Four families of methods are examined. The classic partial Mantel test (PMT) evaluates the partial correlation between genetic and grouping distances while controlling for geographic distance, using permutations. However, distance matrices violate the independence assumption because many entries share the same individuals. The authors therefore propose three novel adaptations that explicitly address this dependence. First, a mixed‑effects model treats each individual as a random effect, modeling genetic distance as a function of geographic distance, a grouping indicator, and an individual‑specific random term. The significance of the grouping coefficient tests conspecificity. Second, a bootstrap procedure resamples individuals to generate an empirical distribution of the partial correlation, thereby avoiding permutation‑based dependence issues. Third, a jackknife version of the partial Mantel test removes one individual at a time, recomputes the partial correlation, and aggregates the results; this “leave‑one‑out” approach yields a bias‑corrected statistic and a direct estimate of its variance. In addition, the authors retain a simple distance‑distance regression jackknife test from earlier work for comparison.

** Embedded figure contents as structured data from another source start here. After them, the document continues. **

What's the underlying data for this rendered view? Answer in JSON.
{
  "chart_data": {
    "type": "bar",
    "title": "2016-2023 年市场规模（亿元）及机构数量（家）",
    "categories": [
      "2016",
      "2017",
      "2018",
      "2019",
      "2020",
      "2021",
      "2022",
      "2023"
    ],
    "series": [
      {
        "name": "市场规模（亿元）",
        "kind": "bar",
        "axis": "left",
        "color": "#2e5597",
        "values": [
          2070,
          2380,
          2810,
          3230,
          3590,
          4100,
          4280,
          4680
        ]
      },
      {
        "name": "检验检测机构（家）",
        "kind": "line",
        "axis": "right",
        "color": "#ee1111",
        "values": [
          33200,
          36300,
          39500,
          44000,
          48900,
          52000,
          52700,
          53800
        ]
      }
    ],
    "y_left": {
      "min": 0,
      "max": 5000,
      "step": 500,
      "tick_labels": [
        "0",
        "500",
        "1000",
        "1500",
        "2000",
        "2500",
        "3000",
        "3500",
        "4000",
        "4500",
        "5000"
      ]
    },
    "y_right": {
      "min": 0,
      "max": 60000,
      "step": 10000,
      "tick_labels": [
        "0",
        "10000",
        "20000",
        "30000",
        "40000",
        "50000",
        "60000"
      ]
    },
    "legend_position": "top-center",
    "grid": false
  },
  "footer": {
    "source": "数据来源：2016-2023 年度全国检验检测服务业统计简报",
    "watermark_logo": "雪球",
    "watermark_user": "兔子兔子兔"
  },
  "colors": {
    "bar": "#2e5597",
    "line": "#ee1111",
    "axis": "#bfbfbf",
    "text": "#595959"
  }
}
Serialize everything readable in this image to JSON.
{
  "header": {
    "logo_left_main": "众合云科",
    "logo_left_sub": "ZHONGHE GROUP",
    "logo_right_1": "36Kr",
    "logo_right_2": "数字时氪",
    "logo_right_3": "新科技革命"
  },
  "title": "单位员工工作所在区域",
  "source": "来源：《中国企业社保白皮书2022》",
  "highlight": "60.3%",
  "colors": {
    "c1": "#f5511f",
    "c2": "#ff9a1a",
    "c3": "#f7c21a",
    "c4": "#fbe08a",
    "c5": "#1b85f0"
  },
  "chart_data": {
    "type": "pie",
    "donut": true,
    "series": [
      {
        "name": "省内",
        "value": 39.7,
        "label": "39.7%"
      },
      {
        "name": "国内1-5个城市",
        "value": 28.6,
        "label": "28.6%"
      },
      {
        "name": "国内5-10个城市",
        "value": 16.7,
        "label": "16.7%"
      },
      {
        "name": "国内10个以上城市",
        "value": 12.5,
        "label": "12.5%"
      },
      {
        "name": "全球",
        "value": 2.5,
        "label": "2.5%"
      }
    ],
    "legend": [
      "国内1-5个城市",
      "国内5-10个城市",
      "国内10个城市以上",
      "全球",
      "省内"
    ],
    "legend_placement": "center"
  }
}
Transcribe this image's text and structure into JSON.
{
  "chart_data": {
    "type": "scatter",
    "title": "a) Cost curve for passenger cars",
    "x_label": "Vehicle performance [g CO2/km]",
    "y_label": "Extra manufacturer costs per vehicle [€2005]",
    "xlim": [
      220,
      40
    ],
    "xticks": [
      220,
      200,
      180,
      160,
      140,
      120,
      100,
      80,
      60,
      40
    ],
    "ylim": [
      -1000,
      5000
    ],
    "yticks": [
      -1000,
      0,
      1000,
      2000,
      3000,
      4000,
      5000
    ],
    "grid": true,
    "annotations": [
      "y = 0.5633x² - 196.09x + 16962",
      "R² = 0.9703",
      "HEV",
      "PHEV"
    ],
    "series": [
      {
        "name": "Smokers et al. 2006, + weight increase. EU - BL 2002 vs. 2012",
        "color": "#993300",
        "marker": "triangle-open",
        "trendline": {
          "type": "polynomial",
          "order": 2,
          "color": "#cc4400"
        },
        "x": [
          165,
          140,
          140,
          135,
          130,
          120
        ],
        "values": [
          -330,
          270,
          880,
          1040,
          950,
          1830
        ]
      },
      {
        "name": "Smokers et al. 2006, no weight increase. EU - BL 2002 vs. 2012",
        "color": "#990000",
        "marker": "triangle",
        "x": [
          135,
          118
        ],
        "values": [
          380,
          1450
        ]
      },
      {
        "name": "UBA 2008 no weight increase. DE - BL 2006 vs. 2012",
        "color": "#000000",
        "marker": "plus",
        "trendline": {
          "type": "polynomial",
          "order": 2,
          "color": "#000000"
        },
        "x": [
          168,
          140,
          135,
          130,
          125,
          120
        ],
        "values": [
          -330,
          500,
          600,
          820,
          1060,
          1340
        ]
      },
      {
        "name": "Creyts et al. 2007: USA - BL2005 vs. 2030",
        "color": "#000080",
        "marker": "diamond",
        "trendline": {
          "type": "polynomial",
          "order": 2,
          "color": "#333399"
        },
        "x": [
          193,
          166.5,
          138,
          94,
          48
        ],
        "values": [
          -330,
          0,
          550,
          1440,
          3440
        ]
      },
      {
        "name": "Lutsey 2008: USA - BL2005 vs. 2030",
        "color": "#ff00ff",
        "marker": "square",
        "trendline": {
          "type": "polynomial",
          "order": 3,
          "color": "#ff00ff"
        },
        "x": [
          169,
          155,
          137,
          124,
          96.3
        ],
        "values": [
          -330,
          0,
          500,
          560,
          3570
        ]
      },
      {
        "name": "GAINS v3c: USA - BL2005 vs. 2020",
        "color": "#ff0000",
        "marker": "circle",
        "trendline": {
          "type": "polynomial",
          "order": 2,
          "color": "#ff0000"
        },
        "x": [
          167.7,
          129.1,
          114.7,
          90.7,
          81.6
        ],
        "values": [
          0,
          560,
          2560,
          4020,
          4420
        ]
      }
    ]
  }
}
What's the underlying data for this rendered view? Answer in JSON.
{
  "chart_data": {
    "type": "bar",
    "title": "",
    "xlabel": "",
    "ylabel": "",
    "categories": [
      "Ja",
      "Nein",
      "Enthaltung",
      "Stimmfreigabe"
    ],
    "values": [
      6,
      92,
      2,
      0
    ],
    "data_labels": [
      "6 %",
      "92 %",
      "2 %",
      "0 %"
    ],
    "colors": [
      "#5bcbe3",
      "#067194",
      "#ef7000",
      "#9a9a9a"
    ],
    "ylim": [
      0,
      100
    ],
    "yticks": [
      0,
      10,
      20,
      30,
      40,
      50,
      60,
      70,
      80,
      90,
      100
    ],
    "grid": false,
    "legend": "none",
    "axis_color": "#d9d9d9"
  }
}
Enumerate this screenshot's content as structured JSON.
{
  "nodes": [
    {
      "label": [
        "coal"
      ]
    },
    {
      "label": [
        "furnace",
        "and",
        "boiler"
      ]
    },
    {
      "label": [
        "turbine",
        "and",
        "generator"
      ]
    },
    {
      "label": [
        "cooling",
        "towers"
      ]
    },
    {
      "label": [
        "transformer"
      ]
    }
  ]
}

Simulation experiments are conducted with two state‑of‑the‑art forward‑time simulators, SLiM and GSpace, which generate spatially explicit individual‑level genetic data under a variety of demographic and landscape scenarios (different migration rates, heterogeneous resistance surfaces, varying population sizes). For each simulated dataset the null hypothesis (same species) is either true or false, and the methods are evaluated on type I error (false‑positive rate) and statistical power (true‑positive rate). Results show that the traditional PMT frequently exceeds the nominal α = 0.05 (often reaching 0.08–0.12) and has modest power (~0.55). The jackknife‑based PMT maintains the nominal error rate (≈0.049) while achieving respectable power (≈0.78), representing the best trade‑off. The mixed‑effects model attains the highest power (≈0.85) but its type I error can rise to 0.07–0.09, indicating slight anti‑conservatism. The bootstrap method performs intermediate, with error ≈0.052 and power ≈0.73.
The authors then apply all methods to an empirical dataset of brassy ringlet butterflies (Erebia spp.). Three pairs of putative groups are examined, each plotted as log‑transformed geographic distance versus shared‑allele genetic distance. For the first pair, none of the methods reject conspecificity; for the second and third pairs, both the jackknife‑PMT and the mixed‑effects model detect significant excess genetic divergence beyond what geographic separation predicts, consistent with prior taxonomic assessments. These real‑world results corroborate the simulation findings and demonstrate practical applicability.
In conclusion, the study highlights that incorporating spatial information into species‑delimitation tests is essential to avoid spurious splitting of continuous populations. Among the evaluated techniques, the jackknife version of the partial Mantel test offers a simple, computationally efficient, and statistically reliable solution, balancing error control and power. Mixed‑effects models provide higher sensitivity but require caution regarding inflated false‑positive rates. The framework is general and can be extended to any context where regression between dissimilarities is of interest, such as landscape genetics, epidemiology, or community ecology.